ONLY ON CLIFFVIEW PILOT
: Bergen Community College’s faculty decides tomorrow whether to censure President G. Jeremiah Ryan, a choice that could influence whether students merely follow suit or pursue a more severe no-confidence vote.
“[I]f such a vote passes among the faculty popularity in the big vote, [student representatives] will start collecting petitions with student signatures,” said one of those representatives, Yoel Weisshaus.
According to a staff memo issued by representatives of BCC’s faculty unions:
“A Censure is a process by which a formal reprimand is issued to an individual. It is both a condemnation and a public reprimand of that person’s job performance. It differs from a vote of No-Confidence in that it offers the person censured an opportunity to reform his inappropriate behavior whereas a vote of No-Confidence simply asks for the person’s removal from office.”
The faculty representatives earlier this month overwhelmingly approved drafting the censure motion against Ryan that gets put to a vote by the full faculty tomorrow.
Tensions have been running high since before the start of the fall semester. Then, earlier this month, CLIFFVIEW PILOT learned that an undetermined number of work-study students were told they had exhausted their federal pay and had to seek school funding to keep their jobs.
Students and faculty alike are also looking sideways at the return of Tim Dacey, who took a leave of absence earlier this year to work as the county administrator under Executive Dennis McNerney, who was voted out of office earlier this month.
Dacey, former Gov. Jim McGreevey’s onetime chief of staff, said all along that he planned to return as BCC’s vice-president of administrative services — after taking a leave of absence to take the county job in February — once the elections were over.
In his stead, Ryan temporarily gave the administrative services position to Dennis Miller, who then angered students and faculty with a private September symposium attended by vendors who do business with the college — each of whom paid $60 to attend. The fee included the purchase of Miller‘s book.

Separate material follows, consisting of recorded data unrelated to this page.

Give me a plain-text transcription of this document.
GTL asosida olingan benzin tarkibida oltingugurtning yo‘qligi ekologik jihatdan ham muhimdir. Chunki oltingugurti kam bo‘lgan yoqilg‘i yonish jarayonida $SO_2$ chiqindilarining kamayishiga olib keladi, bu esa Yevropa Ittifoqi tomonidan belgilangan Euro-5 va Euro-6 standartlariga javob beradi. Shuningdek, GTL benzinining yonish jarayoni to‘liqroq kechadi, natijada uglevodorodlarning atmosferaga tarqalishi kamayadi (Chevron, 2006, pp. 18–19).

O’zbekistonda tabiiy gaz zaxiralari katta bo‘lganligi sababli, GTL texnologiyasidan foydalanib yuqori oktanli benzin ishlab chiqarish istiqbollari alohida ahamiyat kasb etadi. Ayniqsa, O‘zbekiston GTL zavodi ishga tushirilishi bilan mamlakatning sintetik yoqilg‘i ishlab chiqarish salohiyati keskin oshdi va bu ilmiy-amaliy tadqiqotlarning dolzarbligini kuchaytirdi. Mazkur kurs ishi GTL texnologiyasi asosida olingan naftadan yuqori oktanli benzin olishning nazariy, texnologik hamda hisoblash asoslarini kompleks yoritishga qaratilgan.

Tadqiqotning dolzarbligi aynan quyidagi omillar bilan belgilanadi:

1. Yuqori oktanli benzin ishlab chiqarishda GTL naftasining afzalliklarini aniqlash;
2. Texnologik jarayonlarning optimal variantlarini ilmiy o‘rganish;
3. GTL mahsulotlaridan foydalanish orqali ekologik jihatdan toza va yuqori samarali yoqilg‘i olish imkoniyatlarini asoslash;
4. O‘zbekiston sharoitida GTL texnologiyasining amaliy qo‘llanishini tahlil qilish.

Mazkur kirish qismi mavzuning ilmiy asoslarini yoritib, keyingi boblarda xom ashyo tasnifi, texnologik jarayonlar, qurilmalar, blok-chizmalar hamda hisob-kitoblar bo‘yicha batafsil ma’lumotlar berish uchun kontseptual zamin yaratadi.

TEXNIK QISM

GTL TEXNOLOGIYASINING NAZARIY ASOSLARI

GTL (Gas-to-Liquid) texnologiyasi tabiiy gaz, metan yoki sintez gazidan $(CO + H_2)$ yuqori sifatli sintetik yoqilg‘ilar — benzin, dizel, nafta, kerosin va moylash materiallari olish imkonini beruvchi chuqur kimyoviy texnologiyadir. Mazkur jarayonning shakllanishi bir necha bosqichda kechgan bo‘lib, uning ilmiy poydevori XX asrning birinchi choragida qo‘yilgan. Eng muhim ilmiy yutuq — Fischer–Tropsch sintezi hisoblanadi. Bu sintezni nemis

Before landing the Bergen job, Miller was president and CEO of Somerset Medical Center in Somerville — the hospital that employed serial killer Charles Cullen, who admitted snuffing 13 patients and trying to kill two others.
Miller, a former Woodcliff Lake resident who now lives in Denville, quickly left after Cullen was arrested, citing personal reasons. He eventually surfaced at BCC thanks to Ryan, who worked with him at the Alman Group. And although he has been a full-time employee at the college the past two years, Miller also has maintained a consulting business: Dennis C. Miller Associates in Morristown.
Amid the turmoil are concerns about federal accreditation in BCC’s surgical nursing program, which supplies a significant number of nurses to hospitals in Bergen County. With accreditation, their degrees cannot be certified.